A new appreciation for Westerns

Yesterday, my husband and I watched the newer version of 3:10 to Yuma. Although we watched the movie purely for entertainment, I couldn't help but notice the conventions of the western within the movie. The one that stood out the most was that the good guys were wearing white hats while the bad guys were wearing black hats. Although there were a number of gunfights throughout the movie, the showdown at the end was very exciting. After the good guy (Christian Bale) was killed in the showdown, I half-expected the bad guy (Russell Crowe) to take the good guy's son home and settle down with the good guy's wife. The audience was able to connect with the bad guy because he wasn't all bad. Although he was an outlaw, he respected the good guy and ended up doing a good thing in the end (he killed the rest of his gang and got on the train for prison). Alhtough, the bad guy didn't turn completely good. After he stepped on the train, he whistled for his horse so that he could escape from prison again.

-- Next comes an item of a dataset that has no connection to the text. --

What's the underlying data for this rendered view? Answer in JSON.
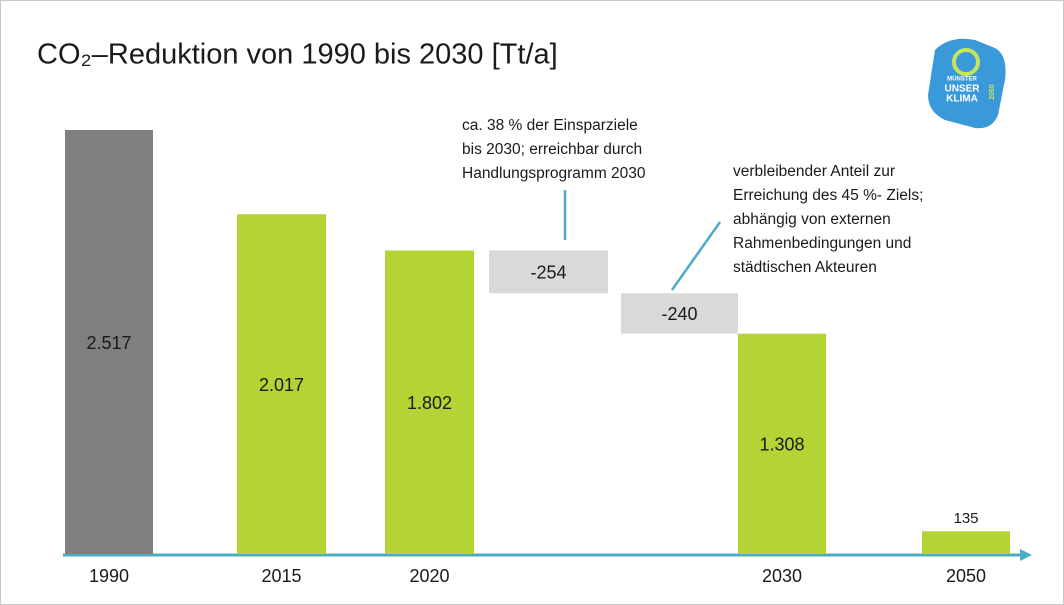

I also started comparing Christian Bales' character, Dan, to John Grady Cole. Dan volunteered to take an outlaw to the train that would take the outlaw to prison. In the end, he had to make a decision on whether or not to go through with it even after everyone else abandoned him and he was outnumbered. However, Dan chose to continue on his mission and do the right thing. Just as John Grady lived his life by a code, Dan tried living his life by the code. Both men strove to do the right and honorable thing. It was this determination to do what was thought to be right (even if it was foolish) was why the bad guy came to respect Dan.

1 comment:

  1. You know, I was never a fan of westerns when I was younger. I liked the Wild Bunch, and I liked Rio Bravo, but I always thought John Wayne was a caricature and I never understood what people saw in the Sergio Leone movies. I think as I got a little more critically sophisticated I started to see conventions as existing like grammar in language. Understanding the conventions made the films more satisfying in the same ways that grammar makes everything possible within language. That is to say that once there's a theme, then there can be variation. This has made me more appreciative of westerns--I wouldn't call myself a fan, yet. Unforgiven floored me--it was the first movie I'd seen in a long time that I was willing to watch on consecutive nights.